Other countries on Holodomor

To date, the legislative bodies of Australia, Canada, Estonia, Georgia, Hungary, Lithuania, Poland, and the USA have acknowledged the 1932–1933 Holodomor as genocide against the Ukrainian nation.

The House of Senators of ARGENTINA, on 23 September 2003, commemorated the victims of the Ukrainian
Holodomor, “organized by the Soviet totalitarian regime”.

The Senate of AUSTRALIA, on 28 October 2003, recognized the starvation in Ukraine as “one of the most heinous acts of genocide in history”.

The Senate of CANADA, on 19 June 2003, called on the Canadian Government “to recognize the Ukrainian Famine/Genocide of 1932–1933 and to condemn any attempt to deny this historical truth as being anything less than a genocide”.
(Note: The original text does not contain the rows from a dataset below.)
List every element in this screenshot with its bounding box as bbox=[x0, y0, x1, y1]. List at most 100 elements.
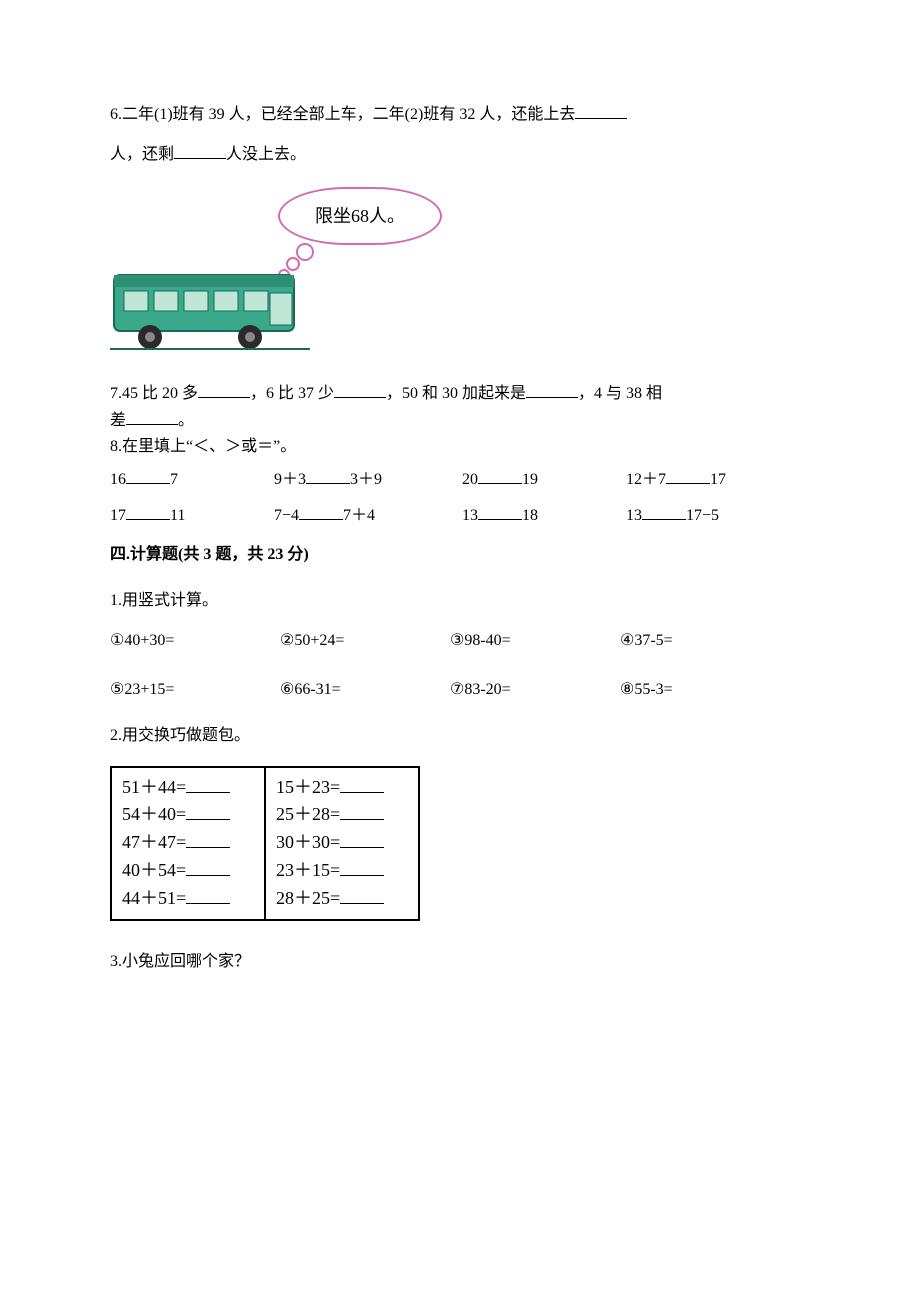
calc3-label: 3. bbox=[110, 953, 122, 970]
swap-line: 47＋47= bbox=[122, 829, 252, 857]
compare-blank[interactable] bbox=[306, 465, 350, 484]
calc1-title-line: 1.用竖式计算。 bbox=[110, 586, 820, 616]
calc-item: ⑤23+15= bbox=[110, 675, 280, 705]
q8-row1: 16 7 9＋3 3＋9 2019 12＋7 17 bbox=[110, 465, 820, 495]
compare-blank[interactable] bbox=[126, 501, 170, 520]
answer-blank[interactable] bbox=[186, 829, 230, 848]
swap-left-cell: 51＋44= 54＋40= 47＋47= 40＋54= 44＋51= bbox=[111, 767, 265, 920]
calc1-row2: ⑤23+15= ⑥66-31= ⑦83-20= ⑧55-3= bbox=[110, 675, 820, 705]
compare-item: 9＋3 3＋9 bbox=[274, 465, 462, 495]
expr: 51＋44= bbox=[122, 777, 186, 797]
circled-num: ⑧ bbox=[620, 681, 634, 698]
q7-line2b: 。 bbox=[178, 412, 194, 429]
q6-text2: 人，还剩 bbox=[110, 146, 174, 163]
rhs: 17 bbox=[710, 471, 726, 488]
document-page: 6.二年(1)班有 39 人，已经全部上车，二年(2)班有 32 人，还能上去 … bbox=[0, 0, 920, 1047]
compare-item: 2019 bbox=[462, 465, 626, 495]
q7-blank1[interactable] bbox=[198, 379, 250, 398]
q7-a: 45 比 20 多 bbox=[122, 385, 198, 402]
lhs: 9＋3 bbox=[274, 471, 306, 488]
answer-blank[interactable] bbox=[186, 801, 230, 820]
lhs: 20 bbox=[462, 471, 478, 488]
answer-blank[interactable] bbox=[340, 857, 384, 876]
circled-num: ⑤ bbox=[110, 681, 124, 698]
rhs: 7＋4 bbox=[343, 507, 375, 524]
calc1-label: 1. bbox=[110, 592, 122, 609]
q7-blank3[interactable] bbox=[526, 379, 578, 398]
q6-blank2[interactable] bbox=[174, 140, 226, 159]
rhs: 18 bbox=[522, 507, 538, 524]
q7-blank2[interactable] bbox=[334, 379, 386, 398]
swap-line: 15＋23= bbox=[276, 774, 406, 802]
lhs: 17 bbox=[110, 507, 126, 524]
answer-blank[interactable] bbox=[340, 885, 384, 904]
calc-item: ④37-5= bbox=[620, 626, 790, 656]
circled-num: ① bbox=[110, 632, 124, 649]
compare-blank[interactable] bbox=[299, 501, 343, 520]
q6-illustration: 限坐68人。 bbox=[110, 181, 470, 361]
calc3-title-line: 3.小兔应回哪个家？ bbox=[110, 947, 820, 977]
calc-expr: 98-40= bbox=[464, 632, 510, 649]
expr: 44＋51= bbox=[122, 888, 186, 908]
calc-item: ⑧55-3= bbox=[620, 675, 790, 705]
rhs: 3＋9 bbox=[350, 471, 382, 488]
calc-expr: 50+24= bbox=[294, 632, 344, 649]
lhs: 13 bbox=[462, 507, 478, 524]
rhs: 11 bbox=[170, 507, 185, 524]
q6-text1: 二年(1)班有 39 人，已经全部上车，二年(2)班有 32 人，还能上去 bbox=[122, 106, 575, 123]
calc1-row1: ①40+30= ②50+24= ③98-40= ④37-5= bbox=[110, 626, 820, 656]
answer-blank[interactable] bbox=[186, 885, 230, 904]
compare-blank[interactable] bbox=[642, 501, 686, 520]
q8-title-line: 8.在里填上“＜、＞或＝”。 bbox=[110, 435, 820, 459]
expr: 40＋54= bbox=[122, 860, 186, 880]
calc-item: ②50+24= bbox=[280, 626, 450, 656]
q7-b: ，6 比 37 少 bbox=[250, 385, 334, 402]
calc-expr: 83-20= bbox=[464, 681, 510, 698]
q6-blank1[interactable] bbox=[575, 100, 627, 119]
bubble-text: 限坐68人。 bbox=[315, 199, 405, 233]
expr: 47＋47= bbox=[122, 832, 186, 852]
lhs: 13 bbox=[626, 507, 642, 524]
calc1-title: 用竖式计算。 bbox=[122, 592, 218, 609]
calc-item: ⑦83-20= bbox=[450, 675, 620, 705]
expr: 25＋28= bbox=[276, 804, 340, 824]
compare-blank[interactable] bbox=[478, 465, 522, 484]
answer-blank[interactable] bbox=[340, 801, 384, 820]
calc-item: ⑥66-31= bbox=[280, 675, 450, 705]
compare-blank[interactable] bbox=[126, 465, 170, 484]
q7-blank4[interactable] bbox=[126, 406, 178, 425]
calc-item: ①40+30= bbox=[110, 626, 280, 656]
q7-line2a: 差 bbox=[110, 412, 126, 429]
swap-line: 54＋40= bbox=[122, 801, 252, 829]
swap-line: 40＋54= bbox=[122, 857, 252, 885]
compare-item: 1711 bbox=[110, 501, 274, 531]
compare-item: 7−47＋4 bbox=[274, 501, 462, 531]
calc-expr: 23+15= bbox=[124, 681, 174, 698]
q7-c: ，50 和 30 加起来是 bbox=[386, 385, 526, 402]
calc3-title: 小兔应回哪个家？ bbox=[122, 953, 250, 970]
lhs: 16 bbox=[110, 471, 126, 488]
calc-expr: 55-3= bbox=[634, 681, 672, 698]
compare-blank[interactable] bbox=[666, 465, 710, 484]
lhs: 12＋7 bbox=[626, 471, 666, 488]
calc-expr: 37-5= bbox=[634, 632, 672, 649]
q7-line2: 差。 bbox=[110, 406, 820, 433]
answer-blank[interactable] bbox=[186, 857, 230, 876]
calc2-title-line: 2.用交换巧做题包。 bbox=[110, 721, 820, 751]
answer-blank[interactable] bbox=[340, 829, 384, 848]
q6-text3: 人没上去。 bbox=[226, 146, 306, 163]
answer-blank[interactable] bbox=[340, 774, 384, 793]
q7-label: 7. bbox=[110, 385, 122, 402]
compare-blank[interactable] bbox=[478, 501, 522, 520]
capacity-bubble: 限坐68人。 bbox=[278, 187, 442, 245]
answer-blank[interactable] bbox=[186, 774, 230, 793]
circled-num: ⑥ bbox=[280, 681, 294, 698]
swap-line: 28＋25= bbox=[276, 885, 406, 913]
q6-line1: 6.二年(1)班有 39 人，已经全部上车，二年(2)班有 32 人，还能上去 bbox=[110, 100, 820, 130]
expr: 30＋30= bbox=[276, 832, 340, 852]
swap-line: 23＋15= bbox=[276, 857, 406, 885]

The Parliament of ESTONIA, on 20 October 1993, condemned “the communist policy of genocide in Ukraine”.

The Parliament of GEORGIA, on 20 December 2005, stated that “the totalitarian Bolshevik regime... committed a deliberate genocide against the Ukrainian people”.

The National Assembly of HUNGARY, on 26 November 2003, commemorated “the terrible tragedy of mankind and victims of genocide in Ukraine” – “artificial and intentional famine, caused by Stalin’s Soviet regime”.

The Sejm of LITHUANIA, on 24 November 2005, declared that “Stalin’s communist regime carried out deliberate, thoroughly planned genocide of the Ukrainian people”.

The Senate of POLAND, on 16 March 2006, stated that the “the Holodomor was intentionally designed by the despotic Bolshevik regime”. The Senate upheld “the position of Ukraine regarding the need to declare 1932–1933 Great Famine as an act of genocide”. The Sejm of Poland condemned, on 6 December 2006, “the totalitarian regime responsible for genocide”.

The UNITED STATES Congress in 2003 referred to the Holodomor as genocide, quoting the 1988 US Congress Commission on the Ukraine Famine official report. The report reads “Joseph Stalin and those around him committed genocide against Ukrainians in 1932–1933”.